Abîmé dans ses conjectures, Joë Folcu était encore
derrière sa haie, lorsqu’il constata la subite disparition de l’autre. Avait-il
eu la berlue ? Cette ombre sur la neige était bien celle d’un profil garni
d’une barbe de Santa Claus. C’est sans doute un père Noël se méprenant de
maison au clair de lune, avait-il songé en définitive.

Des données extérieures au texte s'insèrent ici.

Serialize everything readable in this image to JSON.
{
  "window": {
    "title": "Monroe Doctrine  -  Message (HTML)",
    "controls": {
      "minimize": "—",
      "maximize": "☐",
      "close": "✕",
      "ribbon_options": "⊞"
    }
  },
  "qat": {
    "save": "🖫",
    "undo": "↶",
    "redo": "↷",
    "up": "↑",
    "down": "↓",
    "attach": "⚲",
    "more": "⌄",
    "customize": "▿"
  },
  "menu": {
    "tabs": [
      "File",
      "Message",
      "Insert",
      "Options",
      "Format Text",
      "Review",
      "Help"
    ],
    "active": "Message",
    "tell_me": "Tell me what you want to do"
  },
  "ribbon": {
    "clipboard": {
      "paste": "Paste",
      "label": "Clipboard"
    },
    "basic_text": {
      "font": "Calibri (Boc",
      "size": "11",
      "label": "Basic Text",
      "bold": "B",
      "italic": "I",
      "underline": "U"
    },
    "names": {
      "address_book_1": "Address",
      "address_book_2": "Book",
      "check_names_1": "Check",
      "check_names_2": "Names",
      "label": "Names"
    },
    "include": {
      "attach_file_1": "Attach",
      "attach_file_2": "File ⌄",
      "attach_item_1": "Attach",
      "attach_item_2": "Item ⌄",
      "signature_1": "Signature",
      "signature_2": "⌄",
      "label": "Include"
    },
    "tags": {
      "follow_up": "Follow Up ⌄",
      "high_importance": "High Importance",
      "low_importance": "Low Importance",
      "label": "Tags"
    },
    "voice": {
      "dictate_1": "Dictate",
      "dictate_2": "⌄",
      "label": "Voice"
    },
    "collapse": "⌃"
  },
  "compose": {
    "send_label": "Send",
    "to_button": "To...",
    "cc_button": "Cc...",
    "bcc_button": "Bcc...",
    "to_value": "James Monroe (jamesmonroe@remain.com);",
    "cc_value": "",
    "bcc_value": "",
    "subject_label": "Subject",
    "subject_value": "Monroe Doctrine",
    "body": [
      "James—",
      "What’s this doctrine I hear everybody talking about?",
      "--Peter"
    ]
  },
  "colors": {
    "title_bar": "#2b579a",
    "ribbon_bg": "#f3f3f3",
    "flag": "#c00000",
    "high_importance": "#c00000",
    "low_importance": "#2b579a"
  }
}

Comme l’autre devait, en ce moment, faire son
apparition ailleurs, Joë Folcu s’était décidé à frapper à la porte du bas-côté et
à remplir son rôle de père Noël. La petite, une fois couchée, puis la barbe
postiche bien roulée dans sa poche, Joë Folcu s’était abstenu de faire allusion
à l’autre bonhomme, son concurrent de quelques minutes. Le vin de cerises
aidant, il eût été la risée du maire et de ses invités.
***
Le lendemain, grand brouhaha dans Saint-Ours. Chez le maire,
après le réveillon, et chacun dans son lit, bien assoupi par la fête et les
ingurgitations de vin de cerises, la porte du bas-côté avait été crochetée et
l’argenterie de la maison, dérobée.
Et Joë Folcu de m’expliquer :
— J’ai déjà été déchiré par des chiens, une nuit où ma
barbe fut confondue avec celle d’un vagabond. Pour une fois que la barbe du
voleur était véritable, si je l’avais su, monsieur, j’eusse mangé mon homme par
dépit.
(Jean-Aubert Loranger, Contes, t. 2, Fides, p. 162-164)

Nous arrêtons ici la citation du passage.